За стенкой камеры что-то стукнуло. Мысли Ватшина вернулись в реальность. Скоро должны были прийти вербовщики, настроенные решительно и жёстко, и до этого момента он должен был сделать прогноз будущего: есть в нём Ватшин Константин Венедиктович, писатель и лауреат многочисленных литературных премий, или нет.
Переход в другое состояние психики – «считывания будущего» (оно во многом отличалось от состояния «странствий» по памяти) дался с трудом: мешало сознание, занятое обуздыванием эмоций.

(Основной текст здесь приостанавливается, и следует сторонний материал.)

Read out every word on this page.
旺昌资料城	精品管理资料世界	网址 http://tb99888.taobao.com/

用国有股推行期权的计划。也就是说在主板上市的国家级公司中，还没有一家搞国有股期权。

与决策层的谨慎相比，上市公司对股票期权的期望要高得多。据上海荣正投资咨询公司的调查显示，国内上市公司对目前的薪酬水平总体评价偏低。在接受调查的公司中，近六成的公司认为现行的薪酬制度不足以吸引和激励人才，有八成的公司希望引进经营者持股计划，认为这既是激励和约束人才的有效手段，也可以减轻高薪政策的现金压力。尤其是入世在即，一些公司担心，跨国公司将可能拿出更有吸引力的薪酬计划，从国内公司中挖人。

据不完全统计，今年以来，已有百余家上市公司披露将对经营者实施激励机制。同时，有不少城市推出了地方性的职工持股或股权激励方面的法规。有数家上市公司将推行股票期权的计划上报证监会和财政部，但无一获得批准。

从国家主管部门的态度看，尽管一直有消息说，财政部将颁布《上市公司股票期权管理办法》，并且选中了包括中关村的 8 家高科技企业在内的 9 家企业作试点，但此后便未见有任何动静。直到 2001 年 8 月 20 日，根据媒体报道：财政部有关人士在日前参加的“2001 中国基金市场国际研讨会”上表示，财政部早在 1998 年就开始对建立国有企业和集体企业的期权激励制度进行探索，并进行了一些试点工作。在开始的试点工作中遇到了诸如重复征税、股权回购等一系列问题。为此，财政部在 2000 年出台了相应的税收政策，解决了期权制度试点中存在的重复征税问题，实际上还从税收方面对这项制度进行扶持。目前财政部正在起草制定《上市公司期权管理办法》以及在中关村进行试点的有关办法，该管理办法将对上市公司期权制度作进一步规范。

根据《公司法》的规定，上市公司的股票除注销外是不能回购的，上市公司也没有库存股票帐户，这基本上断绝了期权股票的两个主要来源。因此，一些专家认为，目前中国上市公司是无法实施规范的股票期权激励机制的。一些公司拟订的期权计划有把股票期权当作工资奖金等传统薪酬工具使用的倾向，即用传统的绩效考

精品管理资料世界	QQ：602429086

Хотелось выбраться из тюрьмы как можно скорей и забыть об этом как о дурном сне.
В конце концов Ватшин справился с собой, снова припомнив опыт джеклондоновского «странника по звёздам», занялся медитированием и добился-таки необходимой степени концентрации, позволяющей отрешиться от окружающего мира.
Мысль прыгнула в будущее, «тень» которого психика действительно воспринимала как тень, падающую от стен гигантской башни, устремлённой в небо.
Константин не понимал, как у него это получается. Сознание и память сами отфильтровывали шумы и ложные сигналы фона, регулировали восприятие и рождали образы. Может, ему и в самом деле возможности считывания будущего и прошлого были заложены с рождения, а информация Кротова лишь возбудила нужные контуры, разбудила внутренний эйдос. Но факт оставался фактом: мысленные усилия привели его к башне будущего и повели по ступенькам вверх, надо было лишь выбрать «этаж» – нужное время и понять, что на этом «этаже» располагается.
Помня прошлые выходы из тела, он не стал прыгать высоко – на миллионы и миллиарды лет. В данный момент его интересовало собственное положение, а не судьбы Метагалактики, поэтому стоило подняться всего на «этаж»-другой, чтобы убедиться: завтра-послезавтра он будет жить. Но гораздо больше его волновал другой вопрос – где он будет жить и с кем дружить. Не хотелось верить, что ксенотам удастся сломать его волю и завербовать на свою сторону.
Смутные очертания входа в башню остались позади.
Ватшин медленно поднялся на «пару пролётов» почти невидимой лестницы, вышел на «лестничную площадку».
Мне нужно знать, что будет завтра!
Мне нужно знать, что будет завтра!
Окружавшая его зыбкая пелена, полная туманных струй и эфемерных бликов, расступилась, он увидел салон самолёта… и Люсю, сидящую рядом… и Виктора по кличке Солома… и ещё с десяток людей, сидящих справа, впереди, сзади… кто-то похлопал его по плечу.
Ватшин оглянулся.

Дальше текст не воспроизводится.